Today, I had someone remind me I’m not crazy.  As we are awaiting testing and standing firm on a pro-active approach, I often find myself believing the things others tell me or believe I should be doing.  So, I’m not crazy.. Well, I’d RATHER BE DAMN CRAZY! This is hard.  Exhausting. Rewarding. I can say I truly have a love / hate relationship with Autism. Every extra moment is spent preparing, reading, and education.  I have learned how to get through meltdowns with out me crumbling.  My confidence is building. My vocabulary is building, my mind churning and my heart growing for the love of difference.

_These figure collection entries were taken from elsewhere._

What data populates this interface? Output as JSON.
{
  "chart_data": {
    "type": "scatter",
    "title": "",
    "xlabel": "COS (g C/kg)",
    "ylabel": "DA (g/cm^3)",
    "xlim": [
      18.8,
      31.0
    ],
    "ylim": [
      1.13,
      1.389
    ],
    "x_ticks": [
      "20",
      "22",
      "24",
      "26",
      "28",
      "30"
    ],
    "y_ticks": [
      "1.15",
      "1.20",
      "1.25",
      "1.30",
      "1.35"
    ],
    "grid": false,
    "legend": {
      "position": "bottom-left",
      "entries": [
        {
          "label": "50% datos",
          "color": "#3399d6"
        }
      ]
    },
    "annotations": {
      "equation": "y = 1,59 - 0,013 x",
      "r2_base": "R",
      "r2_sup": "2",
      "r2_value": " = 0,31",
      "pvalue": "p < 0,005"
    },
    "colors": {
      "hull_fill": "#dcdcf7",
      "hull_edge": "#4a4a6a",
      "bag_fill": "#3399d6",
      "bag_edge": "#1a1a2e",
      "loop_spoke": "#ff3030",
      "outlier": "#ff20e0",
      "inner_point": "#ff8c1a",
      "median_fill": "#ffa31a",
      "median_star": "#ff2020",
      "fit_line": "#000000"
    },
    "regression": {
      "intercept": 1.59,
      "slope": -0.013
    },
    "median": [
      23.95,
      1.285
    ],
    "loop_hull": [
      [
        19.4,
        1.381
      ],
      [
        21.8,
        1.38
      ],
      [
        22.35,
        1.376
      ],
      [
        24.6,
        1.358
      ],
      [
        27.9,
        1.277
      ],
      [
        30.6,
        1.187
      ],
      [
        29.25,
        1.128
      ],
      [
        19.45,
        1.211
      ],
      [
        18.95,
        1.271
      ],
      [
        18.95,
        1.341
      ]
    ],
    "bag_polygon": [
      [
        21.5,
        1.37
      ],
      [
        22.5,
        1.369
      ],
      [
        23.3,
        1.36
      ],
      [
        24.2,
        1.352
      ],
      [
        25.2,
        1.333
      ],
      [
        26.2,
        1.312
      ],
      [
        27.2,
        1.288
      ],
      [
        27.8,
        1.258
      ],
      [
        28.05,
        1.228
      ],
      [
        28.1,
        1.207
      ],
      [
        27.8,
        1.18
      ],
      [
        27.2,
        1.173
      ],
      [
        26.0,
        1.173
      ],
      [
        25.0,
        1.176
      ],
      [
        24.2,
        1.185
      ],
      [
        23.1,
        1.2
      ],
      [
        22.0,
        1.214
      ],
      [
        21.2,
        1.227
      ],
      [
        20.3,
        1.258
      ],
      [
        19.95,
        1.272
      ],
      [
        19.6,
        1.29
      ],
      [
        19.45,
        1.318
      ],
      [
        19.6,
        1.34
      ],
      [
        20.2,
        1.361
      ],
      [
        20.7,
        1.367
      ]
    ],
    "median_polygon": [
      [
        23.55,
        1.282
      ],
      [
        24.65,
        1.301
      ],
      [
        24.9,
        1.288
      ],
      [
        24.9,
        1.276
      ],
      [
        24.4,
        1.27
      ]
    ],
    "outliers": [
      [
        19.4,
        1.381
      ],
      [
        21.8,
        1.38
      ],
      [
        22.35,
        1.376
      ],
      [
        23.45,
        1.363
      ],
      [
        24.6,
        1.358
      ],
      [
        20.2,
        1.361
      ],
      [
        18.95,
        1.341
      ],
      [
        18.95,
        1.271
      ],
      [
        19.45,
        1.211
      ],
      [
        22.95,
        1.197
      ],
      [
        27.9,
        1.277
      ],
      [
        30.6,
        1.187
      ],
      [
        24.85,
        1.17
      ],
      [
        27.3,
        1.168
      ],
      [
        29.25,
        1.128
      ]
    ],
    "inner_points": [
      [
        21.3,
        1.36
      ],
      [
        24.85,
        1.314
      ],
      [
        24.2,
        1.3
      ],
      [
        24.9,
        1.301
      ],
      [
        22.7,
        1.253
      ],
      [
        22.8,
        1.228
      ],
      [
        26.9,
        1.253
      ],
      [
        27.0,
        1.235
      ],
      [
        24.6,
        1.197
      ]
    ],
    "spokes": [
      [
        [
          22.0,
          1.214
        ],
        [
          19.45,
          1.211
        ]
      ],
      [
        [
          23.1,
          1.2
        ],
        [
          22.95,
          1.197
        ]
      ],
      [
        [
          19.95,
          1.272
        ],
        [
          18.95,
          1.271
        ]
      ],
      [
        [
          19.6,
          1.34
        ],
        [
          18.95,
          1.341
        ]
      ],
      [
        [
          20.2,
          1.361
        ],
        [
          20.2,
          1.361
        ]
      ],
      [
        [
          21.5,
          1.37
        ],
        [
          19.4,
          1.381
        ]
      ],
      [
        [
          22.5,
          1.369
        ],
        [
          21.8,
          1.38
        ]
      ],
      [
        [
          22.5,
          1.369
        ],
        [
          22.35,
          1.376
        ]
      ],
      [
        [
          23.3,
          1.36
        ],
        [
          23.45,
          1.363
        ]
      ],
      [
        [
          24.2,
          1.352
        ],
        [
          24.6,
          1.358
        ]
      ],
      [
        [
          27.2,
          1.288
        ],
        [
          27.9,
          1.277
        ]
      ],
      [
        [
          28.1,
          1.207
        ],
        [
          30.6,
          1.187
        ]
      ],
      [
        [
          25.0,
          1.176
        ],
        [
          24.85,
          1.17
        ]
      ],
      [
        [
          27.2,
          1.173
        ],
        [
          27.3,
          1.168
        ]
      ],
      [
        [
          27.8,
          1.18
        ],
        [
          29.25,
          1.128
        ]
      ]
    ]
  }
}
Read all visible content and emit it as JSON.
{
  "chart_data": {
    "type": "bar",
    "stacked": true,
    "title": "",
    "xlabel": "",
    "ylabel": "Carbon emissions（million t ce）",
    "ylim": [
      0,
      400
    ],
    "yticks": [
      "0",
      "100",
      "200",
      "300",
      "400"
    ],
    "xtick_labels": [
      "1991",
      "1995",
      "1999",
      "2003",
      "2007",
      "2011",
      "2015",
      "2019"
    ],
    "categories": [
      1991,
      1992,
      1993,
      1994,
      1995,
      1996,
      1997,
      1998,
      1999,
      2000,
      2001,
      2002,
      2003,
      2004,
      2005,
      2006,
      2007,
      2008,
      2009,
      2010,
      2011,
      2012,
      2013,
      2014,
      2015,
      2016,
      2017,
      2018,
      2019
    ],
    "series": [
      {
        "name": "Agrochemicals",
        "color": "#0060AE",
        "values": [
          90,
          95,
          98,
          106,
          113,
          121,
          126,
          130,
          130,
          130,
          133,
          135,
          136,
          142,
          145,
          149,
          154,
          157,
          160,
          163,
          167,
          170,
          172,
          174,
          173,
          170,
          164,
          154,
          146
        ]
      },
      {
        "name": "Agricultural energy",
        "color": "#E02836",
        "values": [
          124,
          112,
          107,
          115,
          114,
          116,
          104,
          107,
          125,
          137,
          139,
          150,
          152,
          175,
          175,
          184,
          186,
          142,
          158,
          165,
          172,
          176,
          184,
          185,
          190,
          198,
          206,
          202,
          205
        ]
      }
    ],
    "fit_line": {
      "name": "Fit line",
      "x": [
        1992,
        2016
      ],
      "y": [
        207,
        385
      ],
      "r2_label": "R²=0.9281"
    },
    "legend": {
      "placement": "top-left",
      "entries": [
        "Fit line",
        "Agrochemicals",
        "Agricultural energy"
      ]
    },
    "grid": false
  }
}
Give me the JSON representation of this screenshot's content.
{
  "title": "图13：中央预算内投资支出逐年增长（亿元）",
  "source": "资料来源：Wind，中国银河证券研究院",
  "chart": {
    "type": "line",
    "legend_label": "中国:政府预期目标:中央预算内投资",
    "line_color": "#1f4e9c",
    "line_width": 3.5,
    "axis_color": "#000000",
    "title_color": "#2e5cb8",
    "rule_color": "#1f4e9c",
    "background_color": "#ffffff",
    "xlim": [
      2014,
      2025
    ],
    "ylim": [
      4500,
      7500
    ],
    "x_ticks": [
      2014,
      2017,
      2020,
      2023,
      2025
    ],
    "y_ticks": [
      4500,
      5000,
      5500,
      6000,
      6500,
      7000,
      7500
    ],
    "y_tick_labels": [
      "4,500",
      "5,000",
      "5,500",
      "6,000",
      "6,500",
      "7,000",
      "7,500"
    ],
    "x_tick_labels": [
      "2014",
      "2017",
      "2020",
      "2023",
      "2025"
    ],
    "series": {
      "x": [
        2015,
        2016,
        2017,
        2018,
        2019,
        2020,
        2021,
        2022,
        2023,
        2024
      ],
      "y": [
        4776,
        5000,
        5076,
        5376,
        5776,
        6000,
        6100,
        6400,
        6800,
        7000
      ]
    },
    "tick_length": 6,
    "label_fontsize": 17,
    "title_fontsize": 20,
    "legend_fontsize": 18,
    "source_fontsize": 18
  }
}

I’m not afraid to say there are times I fear being alone with Ayden.  No one understands unless you’ve been there.  I’ve learned to be scared but move past it. Meltdowns HAPPEN!!! People stare when they happen in public.  This changes things and people and that’s ok.  What’s not ok is expecting us to need your opinion, pity or awkward staring.  We don’t need those things. We need you to educate yourself about Autism and understand there are approaches out there that train parents how to guide our ASD population.  Study and know what to do if you see a kid having a meltdown.  Understand that ultimately it’s about safety.  Autistic parents don’t get the luxury of thinking our kids won’t do certain things.  That’s what happens in wandering deaths. We assume Ayden is safe around water because it has never been a focal point for him.  But, Autism takes the ability to assume away from us.  PRO-ACTIVE! For your child or someone else. Get educated about Autism because 1 in 88 kids battle it.

The Bad Days..

14559981_10209596335578569_4009312781149734468_oWhat makes a bad day when you have an autistic soon-to-be 4 year old.. The moment they open their eyes you know. Today will be rough, which leads to tomorrow being worse and the next is HELL.  You avoid it. You pray for it to stop. You watch the stemming and wonder “What will it be this time?”  The trip to Walmart? The phone ringing? The silence? Triggers?  Who has time to figure out triggers when you’re trying to survive a moment in time. But, these are the important parts.  Take note.  It’s coming. Be prepared. And, know that soon you will watch your child crumble to a point they hate living. Breathing hurts, anxiety, panic.. all those are daily life for us.

On a personal level the bad days for him tend to lead me into the realms of “I’m failing”, “I can’t do this.  Meanwhile you go out in the world in your prepared armor.  And IT HAPPENS! As you knew it would.  This child they say socialize, goes in public and shows a behavior that exhibits a three day stay where they store all sizes of straight jackets.   Then, there’s you. The person that feels isolated but told to socialize for your child.  BUT, you knew it would happen and IT DID!  Then you hear whispers, see stares; but, your focus is on comforting your child, which is an impossible task. All aspects of being able to handle this are thrown out the window on the inside but on the outside you preform.

A bad day is when those combined make me watch my beautiful child fall apart to the point that I just have to watch; meanwhile, they you know in that tiny brain is a child that can change the world..  And in the quiet of the night you realize all that God has given us is a child who resists normal.  And, you vow to tackle another day and pray he will continue to communicate and grow.